What changed
The November 2023 circular had increased risk weights on SCB exposures to NBFCs by 25 percentage points for those rated below 100%. This circular restores those risk weights to the original external rating-based levels as per the Basel III Master Circular, effective April 1, 2025.
What it means for you
Banks will see lower capital requirements on loans to most NBFCs, freeing up capital for other lending. This reversal signals RBI's confidence in NBFC sector health and may improve bank profitability on such exposures.
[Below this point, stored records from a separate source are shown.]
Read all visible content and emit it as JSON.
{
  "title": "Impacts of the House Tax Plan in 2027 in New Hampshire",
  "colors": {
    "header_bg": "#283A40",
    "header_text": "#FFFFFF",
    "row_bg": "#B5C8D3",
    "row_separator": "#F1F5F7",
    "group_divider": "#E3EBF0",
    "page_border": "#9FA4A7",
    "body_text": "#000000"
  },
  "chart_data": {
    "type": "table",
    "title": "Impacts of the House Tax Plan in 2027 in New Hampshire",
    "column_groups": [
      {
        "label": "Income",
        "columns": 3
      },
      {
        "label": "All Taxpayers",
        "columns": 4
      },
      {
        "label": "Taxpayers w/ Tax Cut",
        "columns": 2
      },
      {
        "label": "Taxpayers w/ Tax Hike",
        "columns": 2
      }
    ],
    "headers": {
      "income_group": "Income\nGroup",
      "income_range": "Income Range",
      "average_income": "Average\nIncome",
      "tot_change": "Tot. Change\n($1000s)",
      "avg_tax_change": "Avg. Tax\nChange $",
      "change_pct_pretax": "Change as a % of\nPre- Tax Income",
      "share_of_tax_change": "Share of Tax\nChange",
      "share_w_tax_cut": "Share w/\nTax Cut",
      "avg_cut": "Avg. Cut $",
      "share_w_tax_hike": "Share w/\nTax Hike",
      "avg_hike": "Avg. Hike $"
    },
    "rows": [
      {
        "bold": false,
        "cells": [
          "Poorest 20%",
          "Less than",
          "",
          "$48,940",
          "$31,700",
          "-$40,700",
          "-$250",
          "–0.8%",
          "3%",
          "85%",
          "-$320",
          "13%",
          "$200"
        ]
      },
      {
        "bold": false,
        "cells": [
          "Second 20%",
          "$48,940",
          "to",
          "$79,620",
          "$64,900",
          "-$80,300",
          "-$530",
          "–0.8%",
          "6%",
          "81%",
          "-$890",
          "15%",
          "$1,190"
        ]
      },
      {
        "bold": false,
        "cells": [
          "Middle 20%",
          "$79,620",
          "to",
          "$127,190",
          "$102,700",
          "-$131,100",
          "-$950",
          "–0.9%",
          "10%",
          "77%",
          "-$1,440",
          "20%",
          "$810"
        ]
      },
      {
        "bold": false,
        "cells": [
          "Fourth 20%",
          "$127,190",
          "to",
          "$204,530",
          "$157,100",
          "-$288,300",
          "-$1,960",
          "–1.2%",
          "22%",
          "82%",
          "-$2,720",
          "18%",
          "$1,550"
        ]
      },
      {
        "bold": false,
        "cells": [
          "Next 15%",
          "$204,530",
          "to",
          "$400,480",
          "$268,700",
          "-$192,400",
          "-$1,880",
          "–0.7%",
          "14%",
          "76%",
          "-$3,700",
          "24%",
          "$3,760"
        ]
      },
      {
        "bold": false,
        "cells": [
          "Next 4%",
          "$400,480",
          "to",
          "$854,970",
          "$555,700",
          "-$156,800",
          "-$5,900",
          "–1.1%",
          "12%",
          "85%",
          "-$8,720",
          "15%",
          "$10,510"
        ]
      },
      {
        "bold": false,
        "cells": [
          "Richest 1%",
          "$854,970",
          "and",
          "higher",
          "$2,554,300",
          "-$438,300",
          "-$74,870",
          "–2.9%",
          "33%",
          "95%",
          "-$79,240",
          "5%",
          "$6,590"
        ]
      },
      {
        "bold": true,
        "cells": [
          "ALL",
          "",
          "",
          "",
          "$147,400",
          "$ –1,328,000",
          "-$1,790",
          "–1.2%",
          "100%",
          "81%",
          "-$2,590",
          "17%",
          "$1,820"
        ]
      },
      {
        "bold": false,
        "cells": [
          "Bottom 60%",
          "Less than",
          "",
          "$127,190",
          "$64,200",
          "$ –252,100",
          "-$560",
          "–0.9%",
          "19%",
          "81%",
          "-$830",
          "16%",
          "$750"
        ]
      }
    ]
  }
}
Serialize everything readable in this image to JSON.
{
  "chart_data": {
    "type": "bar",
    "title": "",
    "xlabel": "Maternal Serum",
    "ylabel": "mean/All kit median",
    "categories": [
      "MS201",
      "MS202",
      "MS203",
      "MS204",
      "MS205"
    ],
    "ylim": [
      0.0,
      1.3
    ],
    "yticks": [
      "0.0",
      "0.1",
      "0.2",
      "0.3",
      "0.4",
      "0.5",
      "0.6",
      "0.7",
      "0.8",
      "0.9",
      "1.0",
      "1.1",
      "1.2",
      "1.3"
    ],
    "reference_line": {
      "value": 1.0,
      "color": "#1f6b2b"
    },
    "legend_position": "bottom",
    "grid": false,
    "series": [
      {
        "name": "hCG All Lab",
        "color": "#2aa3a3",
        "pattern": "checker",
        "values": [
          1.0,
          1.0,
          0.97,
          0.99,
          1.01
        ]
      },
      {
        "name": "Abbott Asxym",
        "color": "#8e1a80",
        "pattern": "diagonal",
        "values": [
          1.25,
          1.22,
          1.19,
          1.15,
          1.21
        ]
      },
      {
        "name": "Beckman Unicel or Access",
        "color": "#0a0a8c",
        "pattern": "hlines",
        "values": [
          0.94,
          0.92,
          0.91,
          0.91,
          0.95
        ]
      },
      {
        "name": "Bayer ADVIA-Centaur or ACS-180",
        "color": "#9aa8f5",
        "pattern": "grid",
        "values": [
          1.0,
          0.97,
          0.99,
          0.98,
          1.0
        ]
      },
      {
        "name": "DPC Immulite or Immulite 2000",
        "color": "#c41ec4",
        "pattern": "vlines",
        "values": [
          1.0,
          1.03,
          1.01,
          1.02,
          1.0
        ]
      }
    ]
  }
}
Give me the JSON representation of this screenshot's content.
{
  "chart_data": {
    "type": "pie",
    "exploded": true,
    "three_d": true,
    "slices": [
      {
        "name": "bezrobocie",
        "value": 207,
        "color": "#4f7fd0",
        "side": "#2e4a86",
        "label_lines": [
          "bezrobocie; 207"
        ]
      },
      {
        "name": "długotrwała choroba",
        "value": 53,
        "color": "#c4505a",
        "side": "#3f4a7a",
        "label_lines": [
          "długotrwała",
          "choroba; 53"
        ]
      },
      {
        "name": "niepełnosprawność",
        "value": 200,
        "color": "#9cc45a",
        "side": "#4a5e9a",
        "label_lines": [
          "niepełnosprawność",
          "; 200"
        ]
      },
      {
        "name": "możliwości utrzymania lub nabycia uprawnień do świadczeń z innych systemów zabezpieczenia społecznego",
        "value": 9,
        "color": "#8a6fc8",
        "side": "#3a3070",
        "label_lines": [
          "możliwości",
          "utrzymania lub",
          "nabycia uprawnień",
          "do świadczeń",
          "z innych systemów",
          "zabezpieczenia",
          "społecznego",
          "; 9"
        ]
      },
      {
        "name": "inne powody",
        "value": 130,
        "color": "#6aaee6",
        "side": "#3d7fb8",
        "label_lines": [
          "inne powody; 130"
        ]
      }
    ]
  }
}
Exclusions for HFCs and priority sector NBFC loans remain unchanged.
What you must do
- Update internal risk-weight models to reflect external rating-based weights from April 1, 2025.
- Review capital adequacy projections to account for reduced capital charge on NBFC exposures.
- Communicate the change to credit and risk teams for loan pricing adjustments.
- Ensure compliance with all other unchanged instructions from the November 2023 circular.
Who it affects
All Scheduled Commercial Banks (including Small Finance Banks), NBFCs (excluding HFCs and priority sector NBFCs), Bank risk management and credit departments
When does the new risk weight rule take effect?
The restoration of risk weights to external rating-based levels is effective from April 1, 2025.
Does this apply to all NBFC exposures?
No, it excludes loans to housing finance companies and NBFC loans classified as priority sector, which remain under existing instructions.
What was the previous risk weight increase?
The November 2023 circular had added 25 percentage points to risk weights for NBFC exposures where the external rating-based risk weight was below 100%.